This one is a little pest. Let's go through it line by line.

First there is the function which is a bug by itself. It takes the argument $c as a reference so the changes it makes to this variable will be made to the that actual variable what was passed and not to a local copy of the variable.

What the function does at line 4 is rather interesting. It is incrementing the value of $c but because this is a post-increment it is doing so after the value was returned.

So the original given value of $c was returned before it was incremented. But that doesn't mean it's not going to happen (*) and because $c is a reference the increment will be applied to actual variable passed.

When calling the function at line 7 with the uninitialized variable $c the PHP will assume a value of NULL. Although hidden as an argument passed to a function this still is a variable declaration. When you refer to $c later on in the code (while still in the same scope) you will be referring to the variable $c that was created on line 4.

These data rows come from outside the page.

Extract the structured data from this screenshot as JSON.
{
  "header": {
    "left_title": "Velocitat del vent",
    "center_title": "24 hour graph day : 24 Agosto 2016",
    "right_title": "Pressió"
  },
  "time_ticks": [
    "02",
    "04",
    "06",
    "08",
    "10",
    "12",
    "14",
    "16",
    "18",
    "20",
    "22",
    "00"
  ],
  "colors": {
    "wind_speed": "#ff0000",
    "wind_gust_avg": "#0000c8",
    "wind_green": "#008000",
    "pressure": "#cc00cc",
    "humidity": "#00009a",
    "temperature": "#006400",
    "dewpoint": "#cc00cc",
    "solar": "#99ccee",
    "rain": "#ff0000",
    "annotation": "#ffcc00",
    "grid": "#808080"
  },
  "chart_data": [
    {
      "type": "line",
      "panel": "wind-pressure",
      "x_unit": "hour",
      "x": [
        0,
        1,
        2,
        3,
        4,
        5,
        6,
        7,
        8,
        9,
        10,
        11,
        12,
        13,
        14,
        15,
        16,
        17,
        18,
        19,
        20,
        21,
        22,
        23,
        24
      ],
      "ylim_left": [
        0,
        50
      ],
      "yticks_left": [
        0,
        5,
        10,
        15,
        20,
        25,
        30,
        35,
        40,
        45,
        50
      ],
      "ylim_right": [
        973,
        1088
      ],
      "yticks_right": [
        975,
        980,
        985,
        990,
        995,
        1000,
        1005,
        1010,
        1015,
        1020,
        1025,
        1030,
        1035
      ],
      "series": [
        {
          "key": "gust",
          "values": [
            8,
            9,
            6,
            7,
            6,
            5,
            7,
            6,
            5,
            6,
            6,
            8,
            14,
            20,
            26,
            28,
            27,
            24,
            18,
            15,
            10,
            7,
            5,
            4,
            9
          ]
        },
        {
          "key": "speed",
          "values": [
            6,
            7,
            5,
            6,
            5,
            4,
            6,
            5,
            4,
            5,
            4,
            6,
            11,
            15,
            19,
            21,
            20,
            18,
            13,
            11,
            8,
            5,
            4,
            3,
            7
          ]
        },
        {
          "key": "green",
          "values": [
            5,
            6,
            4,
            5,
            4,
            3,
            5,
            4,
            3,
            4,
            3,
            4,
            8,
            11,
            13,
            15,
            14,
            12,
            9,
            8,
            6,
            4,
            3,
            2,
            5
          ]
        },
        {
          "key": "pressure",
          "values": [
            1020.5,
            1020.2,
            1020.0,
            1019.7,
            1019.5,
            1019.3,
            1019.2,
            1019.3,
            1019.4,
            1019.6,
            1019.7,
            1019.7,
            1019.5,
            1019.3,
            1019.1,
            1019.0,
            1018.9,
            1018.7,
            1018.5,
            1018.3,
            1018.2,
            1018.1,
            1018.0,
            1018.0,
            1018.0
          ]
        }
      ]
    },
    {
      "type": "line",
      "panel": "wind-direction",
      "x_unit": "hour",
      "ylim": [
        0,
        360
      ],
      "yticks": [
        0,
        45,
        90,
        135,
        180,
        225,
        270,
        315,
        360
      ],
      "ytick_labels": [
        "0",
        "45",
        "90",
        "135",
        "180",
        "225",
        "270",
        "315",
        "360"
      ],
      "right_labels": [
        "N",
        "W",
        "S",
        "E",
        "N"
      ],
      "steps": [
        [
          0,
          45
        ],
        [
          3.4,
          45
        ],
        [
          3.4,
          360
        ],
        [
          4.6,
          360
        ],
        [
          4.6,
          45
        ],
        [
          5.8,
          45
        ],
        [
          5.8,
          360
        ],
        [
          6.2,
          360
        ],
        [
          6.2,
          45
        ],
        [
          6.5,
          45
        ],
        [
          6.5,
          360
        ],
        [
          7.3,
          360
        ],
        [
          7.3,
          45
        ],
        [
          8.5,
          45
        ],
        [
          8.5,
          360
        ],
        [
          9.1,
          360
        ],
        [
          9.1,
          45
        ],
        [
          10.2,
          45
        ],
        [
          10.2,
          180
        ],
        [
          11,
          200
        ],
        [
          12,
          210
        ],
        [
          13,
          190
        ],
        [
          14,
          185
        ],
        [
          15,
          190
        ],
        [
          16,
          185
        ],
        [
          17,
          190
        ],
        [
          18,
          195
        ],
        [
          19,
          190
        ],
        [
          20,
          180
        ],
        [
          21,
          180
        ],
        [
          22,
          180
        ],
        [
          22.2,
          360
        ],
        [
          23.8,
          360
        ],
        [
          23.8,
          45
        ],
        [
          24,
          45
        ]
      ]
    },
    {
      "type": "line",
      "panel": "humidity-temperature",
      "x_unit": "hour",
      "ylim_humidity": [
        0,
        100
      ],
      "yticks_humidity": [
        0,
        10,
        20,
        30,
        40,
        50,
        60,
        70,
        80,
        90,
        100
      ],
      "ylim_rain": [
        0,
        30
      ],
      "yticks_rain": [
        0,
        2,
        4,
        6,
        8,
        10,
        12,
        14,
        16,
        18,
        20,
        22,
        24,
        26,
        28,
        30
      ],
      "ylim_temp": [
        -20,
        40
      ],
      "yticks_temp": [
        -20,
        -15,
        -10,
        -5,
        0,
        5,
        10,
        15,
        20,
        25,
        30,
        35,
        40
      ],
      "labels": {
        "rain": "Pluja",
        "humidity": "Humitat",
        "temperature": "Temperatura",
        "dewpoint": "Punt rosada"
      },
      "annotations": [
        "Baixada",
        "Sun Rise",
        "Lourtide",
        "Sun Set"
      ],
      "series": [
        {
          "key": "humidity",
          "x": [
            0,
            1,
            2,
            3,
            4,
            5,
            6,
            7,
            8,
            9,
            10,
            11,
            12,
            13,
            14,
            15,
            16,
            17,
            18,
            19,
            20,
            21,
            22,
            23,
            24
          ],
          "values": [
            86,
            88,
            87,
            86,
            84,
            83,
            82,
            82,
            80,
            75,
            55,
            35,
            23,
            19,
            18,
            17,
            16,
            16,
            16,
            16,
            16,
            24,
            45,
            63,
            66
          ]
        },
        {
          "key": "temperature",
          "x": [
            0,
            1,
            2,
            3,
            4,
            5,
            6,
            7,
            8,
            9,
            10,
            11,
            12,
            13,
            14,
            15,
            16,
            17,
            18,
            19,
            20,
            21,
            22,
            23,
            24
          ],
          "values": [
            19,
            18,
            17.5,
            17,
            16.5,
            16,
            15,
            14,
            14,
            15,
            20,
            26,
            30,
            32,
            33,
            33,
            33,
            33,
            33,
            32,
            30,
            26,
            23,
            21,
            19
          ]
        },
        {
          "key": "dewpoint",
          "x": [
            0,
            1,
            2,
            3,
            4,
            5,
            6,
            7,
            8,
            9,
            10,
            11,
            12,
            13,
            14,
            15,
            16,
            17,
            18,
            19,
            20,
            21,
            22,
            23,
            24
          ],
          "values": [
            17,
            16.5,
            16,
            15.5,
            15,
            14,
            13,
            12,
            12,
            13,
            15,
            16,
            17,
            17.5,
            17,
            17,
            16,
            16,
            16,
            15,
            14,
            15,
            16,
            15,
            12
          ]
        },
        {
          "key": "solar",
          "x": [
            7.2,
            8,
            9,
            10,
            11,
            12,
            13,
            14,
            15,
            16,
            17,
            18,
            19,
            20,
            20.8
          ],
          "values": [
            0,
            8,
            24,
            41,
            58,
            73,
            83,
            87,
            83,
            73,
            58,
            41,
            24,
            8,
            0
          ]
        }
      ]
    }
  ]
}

As said before the function call at line 7 will return the given value of $c (NULL) but that is not used. But more important, it will increment $c. PHP will consider it an integer with value so the value will become 1.

So at line 8 (that's right no code: therefore we need some whitespace in code sometimes ;) ) the value of $c which was declared at line 7 is 1.

At line 9 it is all happening again: the function returns the given value and the given variable is incremented afterwards. Because $c has the value 1 when entering the function 1 will also be echoed to the screen. Therefore answer B is correct.

And for completeness: at line 10 the value of $c will be 2.

(*) Note that it's actually quite rare that code will be executed after a return statement.